As we climbed above Chefchaouen it began to rain, and we saw the green immensity of the hills and valleys of the Rif through scudding clouds and sheets of driving rain. We passed through the high pine forested Ketama, the centre of the kif industry, which is what keeps the Rif alive. We were chased by another Mercedes, a crazy with a fat joint of weed hanging out of the window, trying to get us to stop. Larbi was having none of it though; he didn't stop for anybody in this lawless part of the country, he said, except for the frequent police roadblocks.

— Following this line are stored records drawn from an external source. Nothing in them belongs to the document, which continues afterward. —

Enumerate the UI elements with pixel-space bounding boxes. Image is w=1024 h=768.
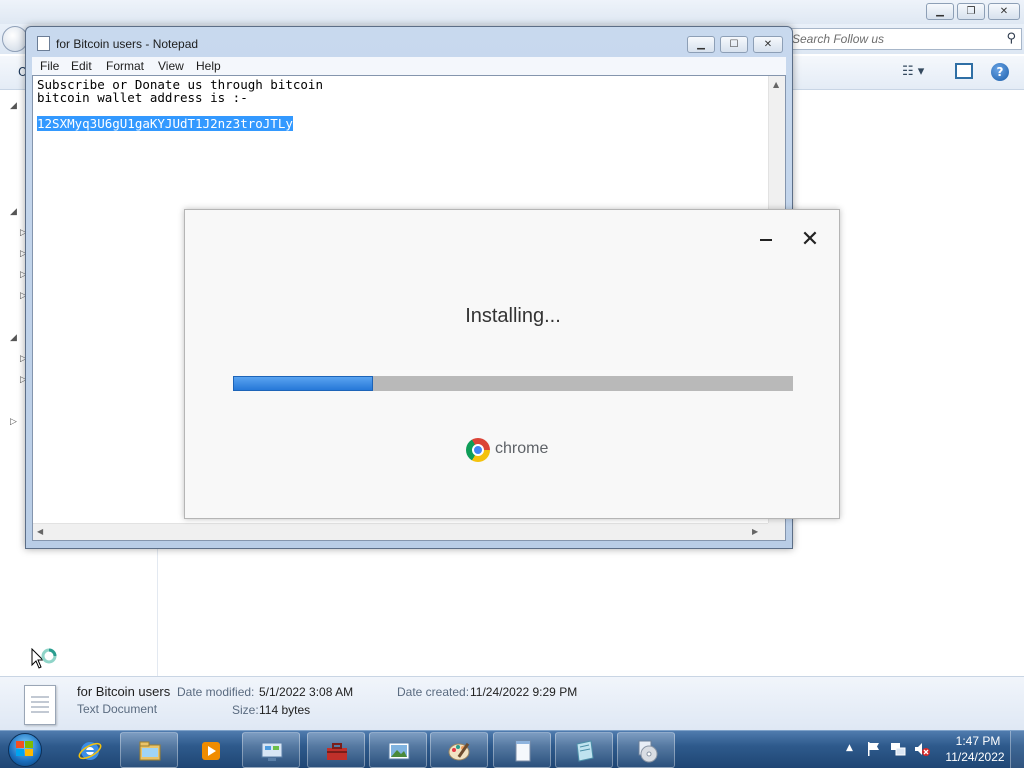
search-placeholder: Search Follow us <box>792 32 885 46</box>
taskbar-toolbox[interactable] <box>307 732 365 768</box>
scroll-right-icon[interactable]: ▶ <box>752 527 758 536</box>
installer-minimize-button[interactable] <box>753 227 779 253</box>
date-created-value: 11/24/2022 9:29 PM <box>470 685 578 699</box>
menu-view[interactable]: View <box>158 59 184 73</box>
notepad-maximize-button[interactable]: ☐ <box>720 36 748 53</box>
explorer-restore-button[interactable]: ❐ <box>957 3 985 20</box>
system-tray: ▲ 1:47 PM 11/24/2022 <box>840 731 1024 768</box>
preview-pane-icon[interactable] <box>955 63 973 79</box>
horizontal-scrollbar[interactable]: ◀ ▶ <box>33 523 770 540</box>
tree-collapse-icon[interactable]: ▷ <box>10 417 17 427</box>
taskbar-internet-explorer[interactable] <box>60 732 118 768</box>
notepad-close-button[interactable]: ✕ <box>753 36 783 53</box>
busy-cursor-icon <box>31 648 57 669</box>
menu-format[interactable]: Format <box>106 59 144 73</box>
explorer-close-button[interactable]: ✕ <box>988 3 1020 20</box>
clock-date[interactable]: 11/24/2022 <box>940 750 1010 764</box>
wordpad-icon <box>576 740 594 762</box>
tree-expand-icon[interactable]: ◢ <box>10 333 17 343</box>
scroll-left-icon[interactable]: ◀ <box>37 527 43 536</box>
explorer-minimize-button[interactable]: ▁ <box>926 3 954 20</box>
menu-file[interactable]: File <box>40 59 59 73</box>
selected-wallet-address: 12SXMyq3U6gU1gaKYJUdT1J2nz3troJTLy <box>37 116 293 131</box>
installer-status-text: Installing... <box>465 305 561 327</box>
text-file-icon <box>24 685 56 725</box>
disc-installer-icon <box>638 740 658 763</box>
details-pane: for Bitcoin users Text Document Date mod… <box>0 676 1024 730</box>
taskbar-disc-installer[interactable] <box>617 732 675 768</box>
notepad-minimize-button[interactable]: ▁ <box>687 36 715 53</box>
chrome-brand-text: chrome <box>495 440 549 457</box>
media-player-icon <box>202 742 220 760</box>
text-line: bitcoin wallet address is :- <box>37 90 248 105</box>
menu-edit[interactable]: Edit <box>71 59 92 73</box>
search-icon[interactable]: ⚲ <box>1006 31 1016 46</box>
network-icon[interactable] <box>890 741 906 757</box>
explorer-titlebar[interactable]: ▁ ❐ ✕ <box>0 0 1024 24</box>
search-input[interactable]: Search Follow us ⚲ <box>786 28 1022 50</box>
size-value: 114 bytes <box>259 703 311 717</box>
taskbar-wordpad[interactable] <box>555 732 613 768</box>
installer-close-button[interactable]: ✕ <box>797 227 823 253</box>
chrome-installer-dialog: ✕ Installing... chrome <box>184 209 840 519</box>
taskbar-control-panel[interactable] <box>242 732 300 768</box>
help-icon[interactable]: ? <box>991 63 1009 81</box>
notepad-icon <box>37 36 50 51</box>
size-label: Size: <box>232 703 259 717</box>
date-modified-label: Date modified: <box>177 685 255 699</box>
taskbar: ▲ 1:47 PM 11/24/2022 <box>0 730 1024 768</box>
taskbar-windows-explorer[interactable] <box>120 732 178 768</box>
taskbar-notepad[interactable] <box>493 732 551 768</box>
chrome-logo-icon <box>466 438 490 462</box>
installer-progress-fill <box>233 376 373 391</box>
toolbox-icon <box>327 743 347 760</box>
change-view-icon[interactable]: ☷ ▾ <box>902 64 924 79</box>
installer-progress-bar <box>233 376 793 391</box>
action-center-flag-icon[interactable] <box>866 741 882 757</box>
notepad-content: Subscribe or Donate us through bitcoin b… <box>37 78 323 131</box>
volume-muted-icon[interactable] <box>914 741 930 757</box>
scroll-up-icon[interactable]: ▲ <box>773 80 779 89</box>
show-desktop-button[interactable] <box>1010 731 1024 768</box>
details-file-type: Text Document <box>77 702 158 716</box>
notepad-menubar: File Edit Format View Help <box>32 57 786 75</box>
tree-expand-icon[interactable]: ◢ <box>10 101 17 111</box>
start-button[interactable] <box>4 731 46 768</box>
paint-icon <box>448 742 470 761</box>
date-created-label: Date created: <box>397 685 470 699</box>
date-modified-value: 5/1/2022 3:08 AM <box>259 685 354 699</box>
menu-help[interactable]: Help <box>196 59 221 73</box>
photo-viewer-icon <box>388 742 410 760</box>
notepad-icon <box>515 740 531 762</box>
resize-grip-icon[interactable] <box>768 523 785 540</box>
taskbar-photo-viewer[interactable] <box>369 732 427 768</box>
clock-time[interactable]: 1:47 PM <box>948 734 1008 748</box>
control-panel-icon <box>261 742 283 761</box>
taskbar-paint[interactable] <box>430 732 488 768</box>
windows-logo-icon <box>16 741 33 756</box>
details-file-name: for Bitcoin users <box>77 684 171 699</box>
internet-explorer-icon <box>78 742 102 760</box>
notepad-title: for Bitcoin users - Notepad <box>56 37 199 51</box>
taskbar-media-player[interactable] <box>181 732 239 768</box>
show-hidden-icons-icon[interactable]: ▲ <box>846 743 853 753</box>
windows-explorer-icon <box>139 741 161 761</box>
tree-expand-icon[interactable]: ◢ <box>10 207 17 217</box>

It was a gruelling drive, on the high mountain road, in the mist and the rain, pursued by drug-crazed loonies. We stopped at a café and ate bananas and drank coffee while Larbi fixed a faulty headlamp.
In rain sodden Al Hoceima there was beer and belly-dancing - accompanied by the oud and electric organ - upstairs in the hotel. The town comes to life in summer when ferries come from France, bringing returning emigrants to enjoy its miles of beaches. In winter there's the fishing port, the belly-dancer, and the alluringly dressed girls and their beer-drinking beaux in the hotel bar.
Larbi decided to take us all the way to Melilla, as there wasn't a bus. We drove up through the badlands, the eastern slopes of the Rif, where the land is so poor that nothing grows, then across the barren flatlands towards the far east of Morocco. Dotted around the immense and unappealing grey plain were concrete mansions of a surprising opulence, many incorporating, oddly enough, a Chinese element in the curved eaves of their rooves and towers. Larbi reckoned they were built on the proceeds of drugs, and import-export activities across the nearby Algerian border.
At the border crossing to Melilla, a filthy place, conceived seemingly to degrade and depress all who pass through, we were the only people there, apart from a few wretched desperadoes, who, I fear, would never make it across that rubbish-strewn strip of stained concrete and razor-wire to the promised land.